VERIFIED FACTS (confidence >= 0.8):
- Claim A (source: contract.pdf, 98% confidence)
- Claim B (source: Wikidata, 95% confidence)

CONFLICTING INFORMATION:
- Claim C says X (source: old_report.pdf, 75% confidence)
- Claim D says Y (source: new_report.pdf, 92% confidence)
[TEMPORAL DIFFERENCE]: D supersedes C (newer date)

UNCERTAIN (low confidence):
- Claim E (source: unverified_email.pdf, 45% confidence)

LLM receives structured truth instead of raw documents.

Contradiction Detection

The graph symbolically detects conflicts before the LLM generates a response.

Types: - Temporal: Same claim, different dates - Direct: Claim A contradicts Claim B - Semantic: Similar claims with different values

Resolution: - Surface all conflicting claims to the LLM - Label contradiction type - Provide resolution hints from AI analysis - Let LLM explain the conflict in fluent language

Entity Enrichment

External knowledge providers contribute to the graph without replacing existing data.

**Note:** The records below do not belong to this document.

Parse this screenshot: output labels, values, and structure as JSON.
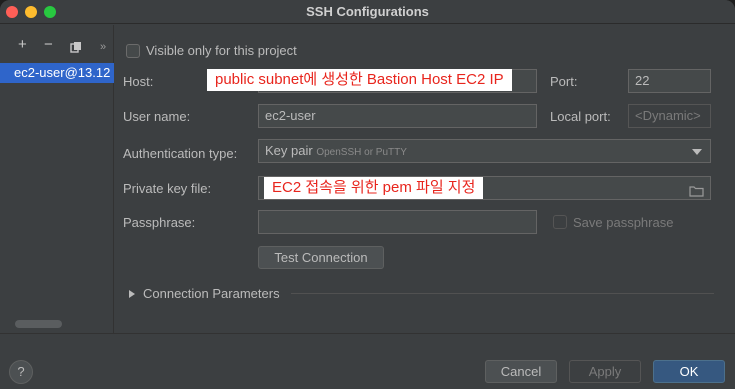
{
  "window": {
    "title": "SSH Configurations"
  },
  "sidebar": {
    "add_icon": "plus-icon",
    "remove_icon": "minus-icon",
    "copy_icon": "copy-icon",
    "more_icon": "double-chevron-right-icon",
    "add_glyph": "+",
    "remove_glyph": "−",
    "more_glyph": "»",
    "items": [
      {
        "label": "ec2-user@13.12",
        "selected": true
      }
    ]
  },
  "form": {
    "visible_only_label": "Visible only for this project",
    "visible_only_checked": false,
    "host_label": "Host:",
    "host_annotation": "public subnet에 생성한 Bastion Host EC2 IP",
    "port_label": "Port:",
    "port_value": "22",
    "username_label": "User name:",
    "username_value": "ec2-user",
    "local_port_label": "Local port:",
    "local_port_placeholder": "<Dynamic>",
    "auth_type_label": "Authentication type:",
    "auth_type_value": "Key pair",
    "auth_type_hint": "OpenSSH or PuTTY",
    "private_key_label": "Private key file:",
    "private_key_annotation": "EC2 접속을 위한 pem 파일 지정",
    "passphrase_label": "Passphrase:",
    "passphrase_value": "",
    "save_passphrase_label": "Save passphrase",
    "save_passphrase_checked": false,
    "test_connection_label": "Test Connection",
    "connection_params_label": "Connection Parameters"
  },
  "footer": {
    "help_glyph": "?",
    "cancel_label": "Cancel",
    "apply_label": "Apply",
    "ok_label": "OK"
  },
  "colors": {
    "accent": "#2f65ca",
    "primary_button": "#365880",
    "annotation_text": "#e8251d"
  }
}
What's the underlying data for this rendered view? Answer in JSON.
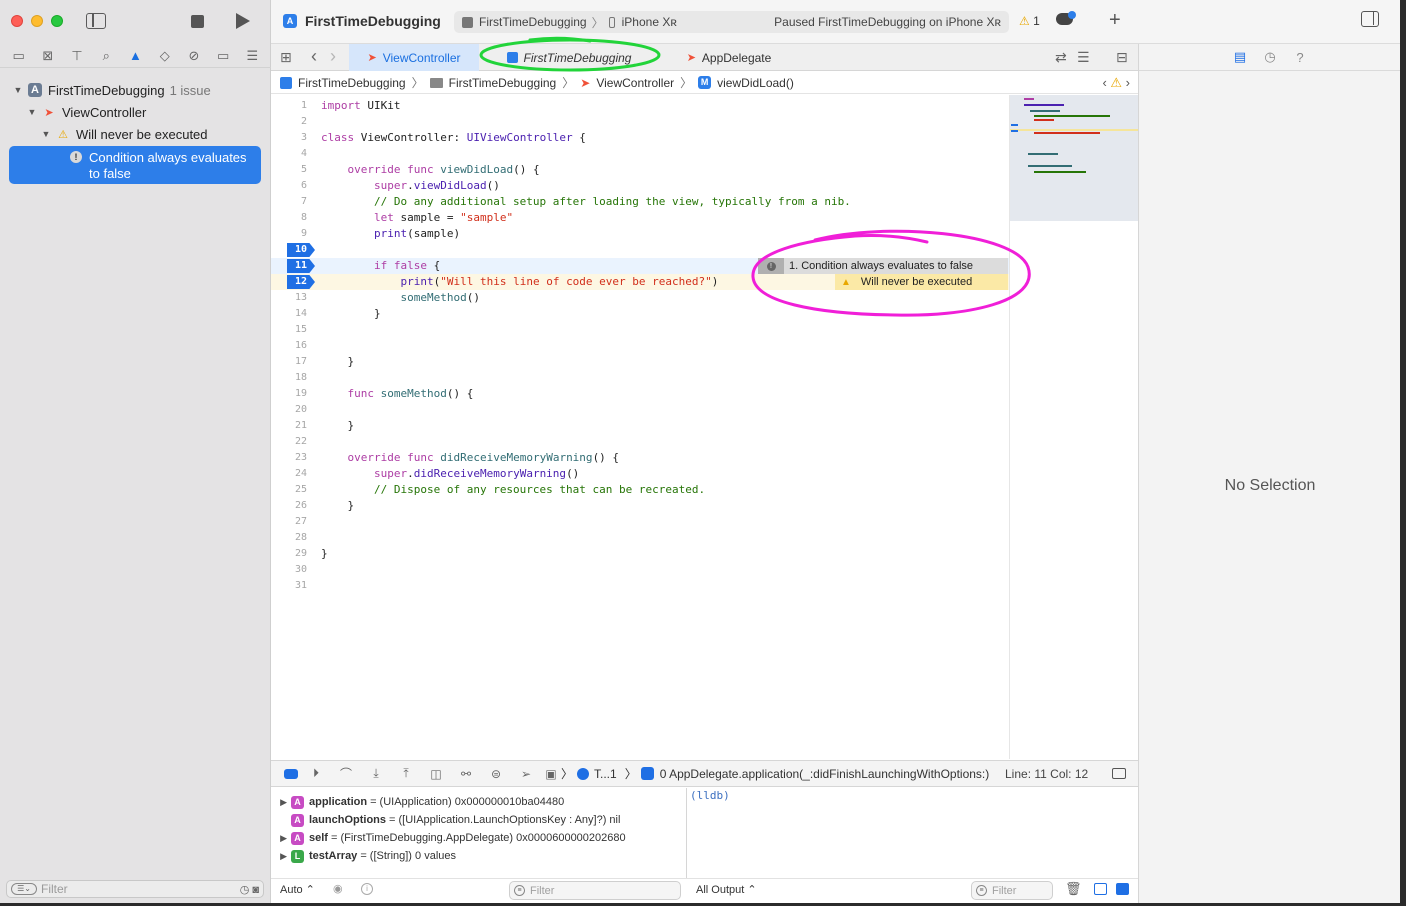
{
  "window": {
    "title": "FirstTimeDebugging",
    "scheme": "FirstTimeDebugging",
    "destination": "iPhone Xʀ",
    "status": "Paused FirstTimeDebugging on iPhone Xʀ",
    "warning_count": "1"
  },
  "navigator": {
    "project": "FirstTimeDebugging",
    "issue_count": "1 issue",
    "file": "ViewController",
    "warning": "Will never be executed",
    "selected_issue": "Condition always evaluates to false",
    "filter_placeholder": "Filter"
  },
  "tabs": [
    {
      "label": "ViewController"
    },
    {
      "label": "FirstTimeDebugging"
    },
    {
      "label": "AppDelegate"
    }
  ],
  "jumpbar": [
    "FirstTimeDebugging",
    "FirstTimeDebugging",
    "ViewController",
    "viewDidLoad()"
  ],
  "code": {
    "line_numbers": [
      "1",
      "2",
      "3",
      "4",
      "5",
      "6",
      "7",
      "8",
      "9",
      "10",
      "11",
      "12",
      "13",
      "14",
      "15",
      "16",
      "17",
      "18",
      "19",
      "20",
      "21",
      "22",
      "23",
      "24",
      "25",
      "26",
      "27",
      "28",
      "29",
      "30",
      "31"
    ],
    "breakpoint_lines": [
      "10",
      "11",
      "12"
    ],
    "issue_error": "1. Condition always evaluates to false",
    "issue_warning": "Will never be executed"
  },
  "debug": {
    "thread": "T...1",
    "frame": "0 AppDelegate.application(_:didFinishLaunchingWithOptions:)",
    "position": "Line: 11  Col: 12"
  },
  "variables": [
    {
      "badge": "A",
      "name": "application",
      "value": "= (UIApplication) 0x000000010ba04480",
      "expandable": true
    },
    {
      "badge": "A",
      "name": "launchOptions",
      "value": "= ([UIApplication.LaunchOptionsKey : Any]?) nil",
      "expandable": false
    },
    {
      "badge": "A",
      "name": "self",
      "value": "= (FirstTimeDebugging.AppDelegate) 0x0000600000202680",
      "expandable": true
    },
    {
      "badge": "L",
      "name": "testArray",
      "value": "= ([String]) 0 values",
      "expandable": true
    }
  ],
  "console": {
    "prompt": "(lldb)"
  },
  "bottom": {
    "auto": "Auto ⌃",
    "vars_filter": "Filter",
    "output": "All Output ⌃",
    "console_filter": "Filter"
  },
  "inspector": {
    "empty": "No Selection"
  },
  "colors": {
    "accent": "#1f6fe4",
    "annotation_green": "#22d43a",
    "annotation_magenta": "#f01fd8",
    "warning": "#e8a700"
  }
}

Sources: - Wikidata: Structured properties, canonical QIDs - Wikipedia: Prose context, descriptions, categories - Industry databases: Domain-specific enrichment

Source Merging: - Duplicate claims are merged, not rejected - Sources accumulate with corroboration bonus (+5% per source) - Temporal conflicts tracked when sources disagree - Everything maintains provenance

Source Authority

Tenant-configurable trust multipliers:

Source Type Default Authority
Internal Documents 0.85
Wikidata 0.80
Wikipedia 0.75
Data Connectors 0.70
Web Research 0.60
User Input 0.50

Tenants can override these to match their trust models.

Temporal Reasoning

The graph supports queries like: - "Who was the CEO in Q3 2024?" - "What contracts were active on January 1, 2025?" - "Show me claims that changed between March and June"

All relationships and claims track valid_from and valid_until timestamps.

Federation-Ready Design

All entities and claims are designed to flow across organizational boundaries:

What federates: - Entity references (canonical IDs) - Verified claims (with full provenance) - Relationship signals (anonymized if needed) - Trust scores

What stays home: - Documents (source material) - Raw data (never leaves) - PII (protected)

Security & Isolation

Every Knowledge Graph table enforces: - Row-Level Security (RLS) with tenant_id - Service role bypass for background enrichment - Audit logging on all mutations

A tenant can never see another tenant's graph.

Performance

  • 100% embedding coverage for semantic search
  • 86.7% entity enrichment rate from external sources
  • Indexes: 41+ specialized indexes for graph traversal
  • Caching: Redis caching for frequently accessed entities

What This Enables

Without Knowledge Graph With Knowledge Graph
"AI said X" "AI said X, here's the source"
No temporal context "This was true in Q3 2024"
Hallucinated connections "No evidence for this relationship"
Black box reasoning "Here's the chain of inference"
Session-based memory Persistent organizational knowledge
No contradiction detection "Sources A and B disagree"

The Result

Every question Archie answers is grounded in verified facts from your organization's Knowledge Graph.

Not "here's what I think"—here's what I know, and why I know it.


The foundation of verifiable intelligence.